When Turkish novelist Orhan Pamuk won the Nobel Prize for Literature in 2006 he was already in the international spotlight. A year earlier he had been put on trial for asserting that there had been mass killing of Armenians and Kurds in Turkey. Even though he did not explicitly blame Turkey for the deaths, this was an offense against a law forbidding Turks to defame Turkey. It was no such thing, he said. His intention was to highlight the limits on free speech in his country.
The combination of his trial and the award of the world’s most prestigious literary prize brought Mr. Pamuk widespread media attention in the West. He was, however, no stranger to literary prizes — among them the 1984 Madarali Novel Prize for his second novel “Silent House.” Previously unavailable in English, this neatly crafted tale now appears in a translation by Robert Finn.

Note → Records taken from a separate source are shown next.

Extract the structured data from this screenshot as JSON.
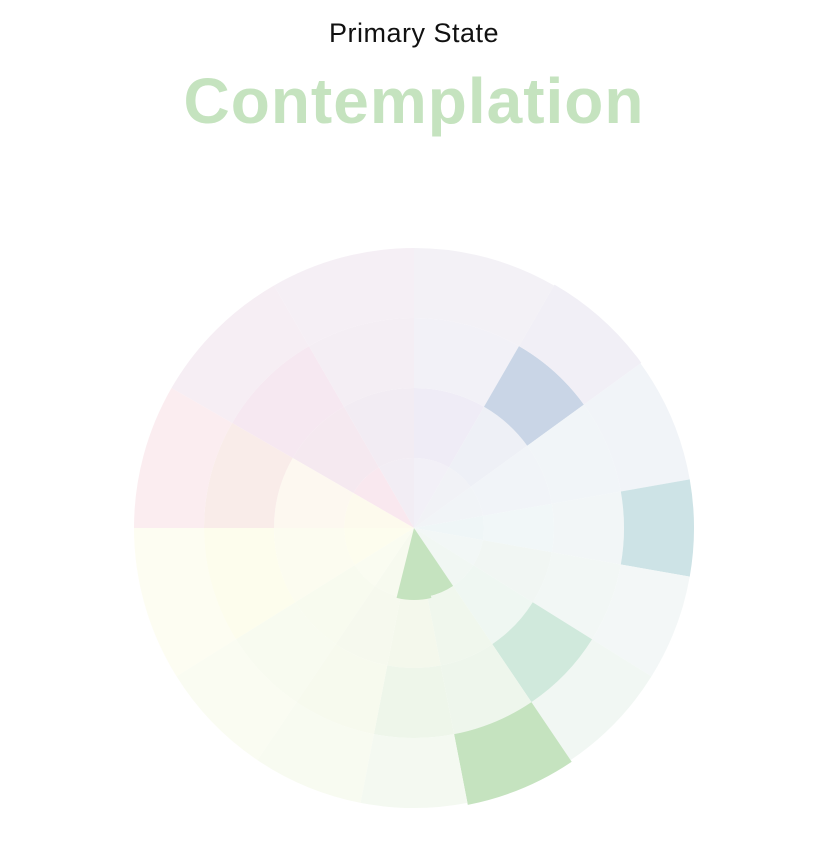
{
  "header": {
    "subtitle": "Primary State",
    "state_name": "Contemplation",
    "state_color": "#c5e3bf"
  },
  "wheel": {
    "sectors": [
      {
        "name": "pink",
        "rings": [
          "#f9e8ef",
          "#f5e9f0",
          "#f6e8f1",
          "#f6eef4"
        ]
      },
      {
        "name": "pink-lilac",
        "rings": [
          "#f2edf4",
          "#f2ecf3",
          "#f4eef4",
          "#f5eff5"
        ]
      },
      {
        "name": "lavender",
        "rings": [
          "#f2f0f7",
          "#efecf6",
          "#f2f1f7",
          "#f3f1f6"
        ]
      },
      {
        "name": "blue",
        "rings": [
          "#f1f2f6",
          "#eef0f6",
          "#c9d5e6",
          "#f1eff6"
        ]
      },
      {
        "name": "light-blue",
        "rings": [
          "#f1f4f7",
          "#f1f4f8",
          "#f1f5f8",
          "#f1f4f8"
        ]
      },
      {
        "name": "teal",
        "rings": [
          "#eff6f7",
          "#f1f7f8",
          "#f2f6f7",
          "#cde3e6"
        ]
      },
      {
        "name": "mint-blue",
        "rings": [
          "#f2f7f6",
          "#f1f6f3",
          "#f2f7f5",
          "#f3f7f7"
        ]
      },
      {
        "name": "mint",
        "rings": [
          "#f1f7f3",
          "#eff7f2",
          "#d0e9dc",
          "#f1f7f3"
        ]
      },
      {
        "name": "green",
        "rings": [
          "#c5e3bf",
          "#f0f7ed",
          "#eef6ec",
          "#c5e3bf"
        ]
      },
      {
        "name": "green-yellow",
        "rings": [
          "#f6f9ee",
          "#f4f8ec",
          "#eef6ea",
          "#f4f9f1"
        ]
      },
      {
        "name": "lime",
        "rings": [
          "#f7faef",
          "#f6f9ee",
          "#f7faee",
          "#f8fbf1"
        ]
      },
      {
        "name": "yellow-lime",
        "rings": [
          "#fafcf1",
          "#f8fbef",
          "#f8fbf0",
          "#fafcf2"
        ]
      },
      {
        "name": "yellow",
        "rings": [
          "#fdfdee",
          "#fcfcf0",
          "#fdfded",
          "#fdfdf2"
        ]
      },
      {
        "name": "cream",
        "rings": [
          "#fdfaed",
          "#fdf8f0",
          "#f9ece9",
          "#fbedf0"
        ]
      }
    ]
  }
}
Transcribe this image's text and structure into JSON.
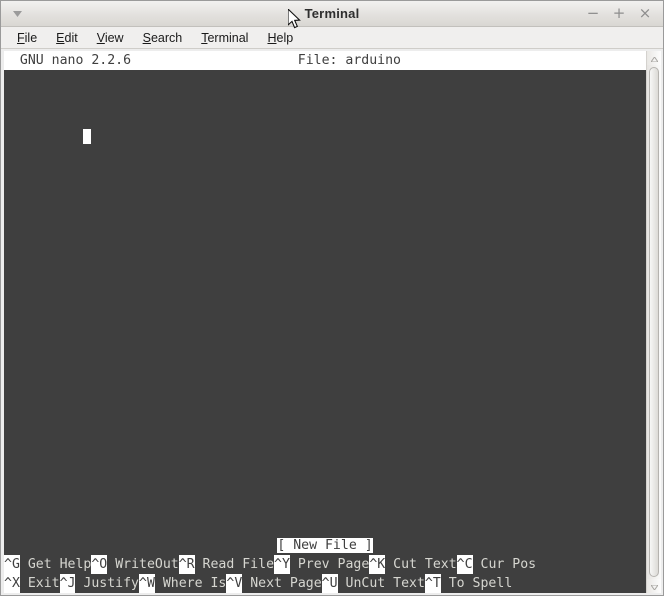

The silent house of the title was built in a fishing village near Istanbul in the early 20th century by an idealist doctor at work on an encyclopedia designed to free his countrymen from the traditions — especially religious belief — that he thought held them and Turkey back. His nonagenarian widow Fatma, who never had the least sympathy with his views, still lives in the house, along with his illegitimate son, a dwarf called Recep, who is her much-abused servant.
At the beginning of “Silent House,” Fatma’s three grandchildren, Faruk, Nilgun and Metin, arrive to visit the family graves and to vacation by the ocean. They are all trying to figure their future. Faruk, a historian, is prey to the alcoholism that runs in the family so, though he is fascinated by the minutiae of village life four centuries ago, he is too unfocused to shape what he learns in the local archives into a historical narrative.
Faruk’s younger brother, Metin, packed with energy and angst, resents his relative poverty. He exacerbates his problems by hanging out with the rich children whose families have made the village a weekend spot for Istanbul’s prosperous class. To level the playing field, he fantasizes about going to America or about pulling down the old house and building vacation apartments on the site. Nilgun, more charming than either of her brothers, is the political one in the family, believing that communism is the way forward for Turkey. In contrast, Hasan, Recep’s nephew and therefore a cousin of sorts, boosts his ego by tagging along with a vindictive bunch of nationalist ideologues.
Their problems will be familiar to readers of Mr. Pamuk’s later novels such as “My Name Is Red” (2001) and “The Museum of Innocence” (2008), which similarly feature confusions about identity and generational clashes fueled by conflicting values. Metin, for example, follows his encyclopedist grandfather in adversely comparing Turkey to the West. Fatma, too, is a warrior in the battle of tradition and modernity, never budging from the opinions formed in her early-20th-century girlhood.
“Silent House” is composed of chapters each told from the point of view of one of the characters. The artfully managed effect shows them isolated in their own universes — all ruled by discontent. It also shows the political and social strains in Turkey in the run-up to the military coup of 1980s, with rival philosophies uncompromisingly heading to national conflict and personal tragedy.
The structure of the book also allows Mr. Pamuk to develop his characters subtly. They are always more than mouthpieces for particular points of view. His portrayal of Fatma is rich in nuance, showing her protected youth in the years before World War I but not resting her rigid resistance to modernity on her upbringing but on its intersection with her self-centered personality. Metin’s disgruntlement with his life is vividly realized in some truly hair-raising joy-riding stunts. Most dramatically, the Islamist Hasan, who occupies more and more of the center stage as the novel progresses, is a case study in how the young male restlessness that he shares with Metin trips into explosive anger that sends shrapnel flying in every direction.
If “Silent House” appeals to Orhan Pamuk’s admirers because it shows the persistence of his themes and talents, the portrayal of Hasan foretells of exploits of recent years. Powered by rejection and resentment, Hasan warns that everyone will be shocked by the events that he and his cohort will bring to pass. They’ll be on television, he says. That could have sounded like wishful boasting when “Silent House” was published in 1983. Not anymore. Reading this novel will illuminate some of the sources of Islamist ideology, and sketch the problems of Turkey, whose massive empire did not disappear until less than a century ago. Yet it is neither a polemic nor a history. It’s a satisfying work of fiction by one of the best novelists writing today.
• Claire Hopley is a writer and editor in Amherst, Mass.